I treated myself to the latest and most extravagant in theatrical experiences a few days ago, but instead of making me excited about the arrival of the future, it made me melancholy about the loss of the past.
Not that my trip to the excellent new iPic Theater in Westwood wasn't pleasurable, because it was. But I went not in search of gratification but because I've been doing a lot of thinking lately about the current nature and possible prospects of moviegoing. And I'm not alone.
Over just the last few months, I've collected a stack of stories dealing with how the theatrical experience might be changed to make customers happier and help keep those wonderful temples of entertainment open for business.
I even got an email from a friend in Ljubljana, Slovenia, telling me that the 90th anniversary of that city's Kinodvor City Cinema is being marked with an international conference "on the role and meaning of the movie theater … debating the changing function and character of cinemas." If they are thinking about that in Ljubljana, you better believe Los Angeles is concerned as well.
This is all happening now because the theatrical experience is under siege. Boxoffice magazine, the official publication of the National Assn. of Theatre Owners, reports that "approximately 200 million fewer tickets were sold in 2013 than in 2002, which remains the peak year for attendance in modern moviegoing."
The reasons why are not hard to come by. Competition for leisure time is fierce, television is on a roll, video game sales numbers are through the roof, enough people are watching movies on small screens that the iPhone Film Festival (there's an oxymoron for you) gets entrants from around the world, and new technology like Oculus Rift threatens to upend the entire experience.
Ideas as to what can be done to get people in the seats are also numerous. A company called Dealflicks encourages theaters to discount seats during off-peak hours, a new satellite network will make the showing of non-movie content like the Metropolitan Opera and the World Cup a lot easier, and enterprising theater chains are experimenting with added value offers like the Regal Super Ticket to the new "Transformers" movie, which for an added $15 offers the chance to own two digital HD copies of "Transformers" movies as well as a theatrical admission ticket.
More long-term fixes mentioned involve the core issue for theaters, improving the quality of the moviegoing experience. Digital projection, which eliminated worn-out, scratchy prints, was supposed to help, and it has.
Solutions include the possibility of Escape, a wraparound screen system that recalls Cinerama, and a new technology called 4DX, which according to a report by The Times' Richard Verrier "combines moving and vibrating seats with wind, strobe, fog, rain and scent-based effects, all of which are synchronized to the action on-screen." (As someone who ran out of the Loew's Pitkin in Brooklyn, N.Y., when my seat vibrated during a childhood screening of William Castle's schlock classic "The Tingler," I can see the possibilities in that.)
Another way to improve moviegoing is to go upscale the iPic way, to charge steeper prices ($19 for regular seats, $29 for premium recliners) and to invest a lot of money and effort into making theatergoing less challenging and more pleasurable.
Certainly, the interior of Westwood's iPic (there's another one in Pasadena) does not resemble a classic theater.
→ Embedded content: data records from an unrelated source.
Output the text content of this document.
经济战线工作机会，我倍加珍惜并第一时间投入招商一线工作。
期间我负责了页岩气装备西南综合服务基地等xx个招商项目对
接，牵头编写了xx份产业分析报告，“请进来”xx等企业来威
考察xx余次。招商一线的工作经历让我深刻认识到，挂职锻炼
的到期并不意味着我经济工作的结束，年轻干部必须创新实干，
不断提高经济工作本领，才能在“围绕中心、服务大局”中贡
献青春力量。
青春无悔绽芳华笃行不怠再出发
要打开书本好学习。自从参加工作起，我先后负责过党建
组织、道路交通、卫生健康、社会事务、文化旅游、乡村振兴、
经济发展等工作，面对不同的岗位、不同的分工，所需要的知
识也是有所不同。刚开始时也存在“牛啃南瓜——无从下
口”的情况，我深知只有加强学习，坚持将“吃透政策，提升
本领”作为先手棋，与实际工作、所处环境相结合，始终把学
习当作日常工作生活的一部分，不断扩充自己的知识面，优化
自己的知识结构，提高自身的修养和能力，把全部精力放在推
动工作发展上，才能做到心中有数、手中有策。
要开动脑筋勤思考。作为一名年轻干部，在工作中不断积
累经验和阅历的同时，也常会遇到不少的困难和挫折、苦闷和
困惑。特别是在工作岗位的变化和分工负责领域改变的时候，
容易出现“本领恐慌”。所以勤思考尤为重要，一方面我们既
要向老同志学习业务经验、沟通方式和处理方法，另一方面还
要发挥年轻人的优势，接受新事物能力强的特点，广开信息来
The old AVCO on Wilshire Boulevard has been gutted, and six new screening rooms have been placed in an elegant interior that looks more like an upscale hotel lobby than a movie house, with such déclassé items as movie posters relegated to the structure's exterior wall.
The theater personnel are also all on their best behavior, dressed in black and unfailingly friendly and polite, even escorting us to our exceptionally comfortable seats facing a perfectly placed screen.
The food I ordered — our seat price made that an option — was tasty, the wine nicely chilled, but as someone who wants to focus on films even when I'm not on duty, I frankly found the presence of plates and glasses a distraction, and I winced when one of what iPic describes as its "ninja servers" inadvertently clattered dishes during one of "Maleficent's" more emotional moments.
And though I enjoyed iPic's careful cosseting enough to make me sure I'll be going back, what my evening most made me think about was an experience I'd had a few months earlier that was simultaneously the same yet completely different.
As a visitor to the Cinequest film festival in San Jose, I had a chance to tour that city's superb California Theatre. It's a magnificent 1,100-plus seat old-school 1927 movie palace that took five years to restore at a cost of $75 million, with more than a third of the cost coming from philanthropist and legendary movie buff David Packard's Packard Humanities Institute.
If the price point of an iPic ticket makes it somewhat of an elite experience, seeing it after the California (now used for opera and classical music as much as film) reminded me that back in the day, movie theaters with large staffs and elaborately uniformed ushers made everyone who walked in the door feel special. Yes, these theaters cost a bit more than the neighborhood variety, but being treated royally at the movies was very much a mainstream experience.
Walking through the California made me long for those long-gone days, which is why what makes me as happy as the iPic is that Los Angeles' long-slumbering downtown movie palaces are finally coming back to life. I haven't had a chance yet to visit Broadway's fully rehabbed Theatre at Ace Hotel, formerly the United Artists, but I can't wait to go and experience the combination of mass and class that made these movie palaces so special. I know the past isn't coming back, but that doesn't stop me from hoping that it will.